Thursday 22 March 2018

Man suing prison service over cancer settles case

Tim Healy

A MAN who claimed he was deprived of a possible chance to cure his cancer after the prison services failed to refer him to a consultant following blood tests today settled his High Court action for damages.

Michael Leonard (54) of Nadd, Banteer, Co Cork brought the action afterhe claimed there was, as a result, a delay of two years in the diagnosis of his prostate cancer and he is now dying.

The father of five was serving a six month prison sentence in Cork Prison for driving a car while disqualified when he had a blood test in 2007. The High Court heard that the test showed an elevated level of prostrate specific antigen.(PSA) A high level of PSA can be a sign of cancer.

His Counsel Dr John O'Mahony, SC said as a result of the high PSA level appropriate steps should have been taken and a biopsy should have been carried out of the prostrate.

Counsel said there was a delay of two years before cancer was diagnosed in Mr Leonard when he was admitted to Mallow General Hospital in 2009.

Dr O'Mahony said there was a gap of two years in which nothing was done and had Mr Leonard been diagnosed and treated in 2007 there was a possibility he could have been cured.

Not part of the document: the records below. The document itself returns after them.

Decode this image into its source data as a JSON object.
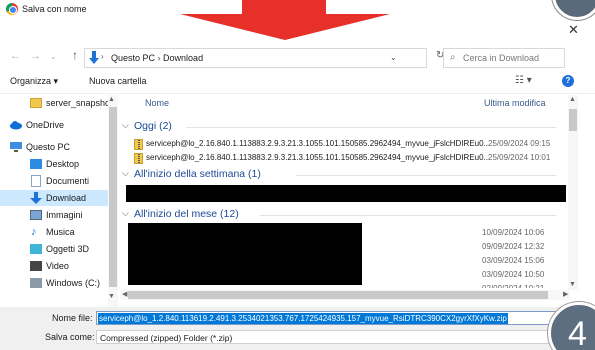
{
  "window": {
    "title": "Salva con nome"
  },
  "overlay": {
    "step_number": "4"
  },
  "nav": {
    "breadcrumb": [
      "Questo PC",
      "Download"
    ],
    "search_placeholder": "Cerca in Download"
  },
  "toolbar": {
    "organize_label": "Organizza ▾",
    "new_folder_label": "Nuova cartella"
  },
  "sidebar": {
    "items": [
      {
        "label": "server_snapshot",
        "icon": "folder-icon"
      },
      {
        "label": "OneDrive",
        "icon": "cloud-icon"
      },
      {
        "label": "Questo PC",
        "icon": "computer-icon"
      },
      {
        "label": "Desktop",
        "icon": "desktop-icon"
      },
      {
        "label": "Documenti",
        "icon": "document-icon"
      },
      {
        "label": "Download",
        "icon": "download-icon"
      },
      {
        "label": "Immagini",
        "icon": "image-icon"
      },
      {
        "label": "Musica",
        "icon": "music-icon"
      },
      {
        "label": "Oggetti 3D",
        "icon": "cube-icon"
      },
      {
        "label": "Video",
        "icon": "video-icon"
      },
      {
        "label": "Windows (C:)",
        "icon": "drive-icon"
      }
    ]
  },
  "list": {
    "col_name": "Nome",
    "col_modified": "Ultima modifica",
    "groups": [
      {
        "label": "Oggi (2)"
      },
      {
        "label": "All'inizio della settimana (1)"
      },
      {
        "label": "All'inizio del mese (12)"
      }
    ],
    "files": [
      {
        "name": "serviceph@lo_2.16.840.1.113883.2.9.3.21.3.1055.101.150585.2962494_myvue_jFslcHDIREu0...",
        "modified": "25/09/2024 09:15"
      },
      {
        "name": "serviceph@lo_2.16.840.1.113883.2.9.3.21.3.1055.101.150585.2962494_myvue_jFslcHDIREu0...",
        "modified": "25/09/2024 10:01"
      }
    ],
    "month_dates": [
      "10/09/2024 10:06",
      "09/09/2024 12:32",
      "03/09/2024 15:06",
      "03/09/2024 10:50",
      "02/09/2024 10:21"
    ]
  },
  "form": {
    "filename_label": "Nome file:",
    "filename_value": "serviceph@lo_1.2.840.113619.2.491.3.2534021353.767.1725424935.157_myvue_RsiDTRC390CX2gyrXfXyKw.zip",
    "type_label": "Salva come:",
    "type_value": "Compressed (zipped) Folder (*.zip)"
  }
}
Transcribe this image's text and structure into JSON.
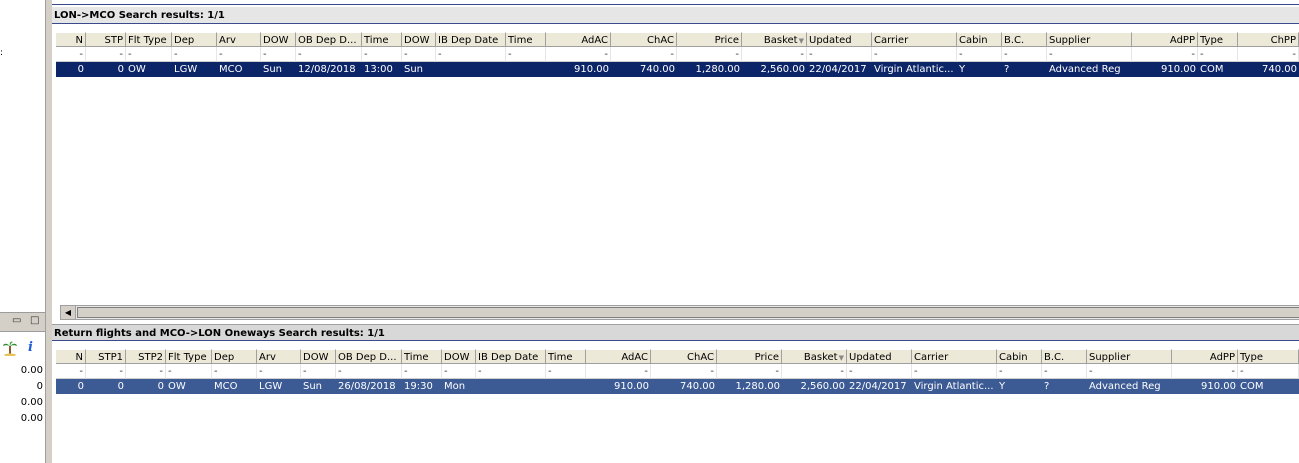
{
  "left_panel": {
    "bracket": ":",
    "values": [
      "0.00",
      "0",
      "0.00",
      "0.00"
    ]
  },
  "top_pane": {
    "title": "LON->MCO Search results: 1/1",
    "columns": [
      "N",
      "STP",
      "Flt Type",
      "Dep",
      "Arv",
      "DOW",
      "OB Dep D...",
      "Time",
      "DOW",
      "IB Dep Date",
      "Time",
      "AdAC",
      "ChAC",
      "Price",
      "Basket",
      "Updated",
      "Carrier",
      "Cabin",
      "B.C.",
      "Supplier",
      "AdPP",
      "Type",
      "ChPP"
    ],
    "filters": [
      "-",
      "-",
      "-",
      "-",
      "-",
      "-",
      "-",
      "-",
      "-",
      "-",
      "-",
      "-",
      "-",
      "-",
      "-",
      "-",
      "-",
      "-",
      "-",
      "-",
      "-",
      "-",
      "-"
    ],
    "rows": [
      [
        "0",
        "0",
        "OW",
        "LGW",
        "MCO",
        "Sun",
        "12/08/2018",
        "13:00",
        "Sun",
        "",
        "",
        "910.00",
        "740.00",
        "1,280.00",
        "2,560.00",
        "22/04/2017",
        "Virgin Atlantic...",
        "Y",
        "?",
        "Advanced Reg",
        "910.00",
        "COM",
        "740.00"
      ]
    ]
  },
  "bottom_pane": {
    "title": "Return flights and MCO->LON Oneways Search results: 1/1",
    "columns": [
      "N",
      "STP1",
      "STP2",
      "Flt Type",
      "Dep",
      "Arv",
      "DOW",
      "OB Dep D...",
      "Time",
      "DOW",
      "IB Dep Date",
      "Time",
      "AdAC",
      "ChAC",
      "Price",
      "Basket",
      "Updated",
      "Carrier",
      "Cabin",
      "B.C.",
      "Supplier",
      "AdPP",
      "Type"
    ],
    "filters": [
      "-",
      "-",
      "-",
      "-",
      "-",
      "-",
      "-",
      "-",
      "-",
      "-",
      "-",
      "-",
      "-",
      "-",
      "-",
      "-",
      "-",
      "-",
      "-",
      "-",
      "-",
      "-",
      "-"
    ],
    "rows": [
      [
        "0",
        "0",
        "0",
        "OW",
        "MCO",
        "LGW",
        "Sun",
        "26/08/2018",
        "19:30",
        "Mon",
        "",
        "",
        "910.00",
        "740.00",
        "1,280.00",
        "2,560.00",
        "22/04/2017",
        "Virgin Atlantic...",
        "Y",
        "?",
        "Advanced Reg",
        "910.00",
        "COM"
      ]
    ]
  }
}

Mr Leonard sued the Irish Prison Services the Minister for Justice and the State for alleged negligence and breach of duty.

At the start of the case before Mr Justice Sean Ryan today, the court heard the State defendants conceded there was a breach of duty in failing to refer Mr Leonard for consultant care but in its defence it claimed Mr Leonard was aware of the abnormal test and failed to take appropriate measures to protect his own health.

Opening the case Dr O'Mahony SC said it was sad and tragic. He said while in Cork Prison Mr Leonard had a blood test which revealed his PSA level was elevated. Counsel said Mr Leonard who was transferred to Shelton Abbey open prison was advised he had a raised PSA but he did not know what a PSA was.

Unfortunately, Counsel said, the story is very sad and the outlook for Mr Leonard is black and depressing.

"There was a vauluable opportunity lost that may have yielded a cure," Counsel said.

Once Mr Leonard was diagnosed in 2009, Counsel said with treatment there was a dramatic decrease in the PSA in the blood. If there had been an opportunity of this treatment in the two years prior, Counsel said it could have been fundamentally different in terms of life quality and quantity.

Counsel said after the Cork Prison test there should have been a repeat test four weeks later.

"If there had been the red lights would have flashed," Counsel said.

When Mr Leonard had another blood test in 2009 there was Counsel said "an explosive rise" in the PSA level.

"He is going to die . The date of death can't be defined precisely.

The stars are not looking good for him. He has a lot of pain. The future is very black and dark for him. All his hopes for the future have faded into the dim twilight. He is getting ready for the exit date," Counsel added.

After negotiations between both sides, Mr Justice Ryan was told that the case had been settled. The Judge wished Mr Leonard the very best and said he knew he had a difficult situation.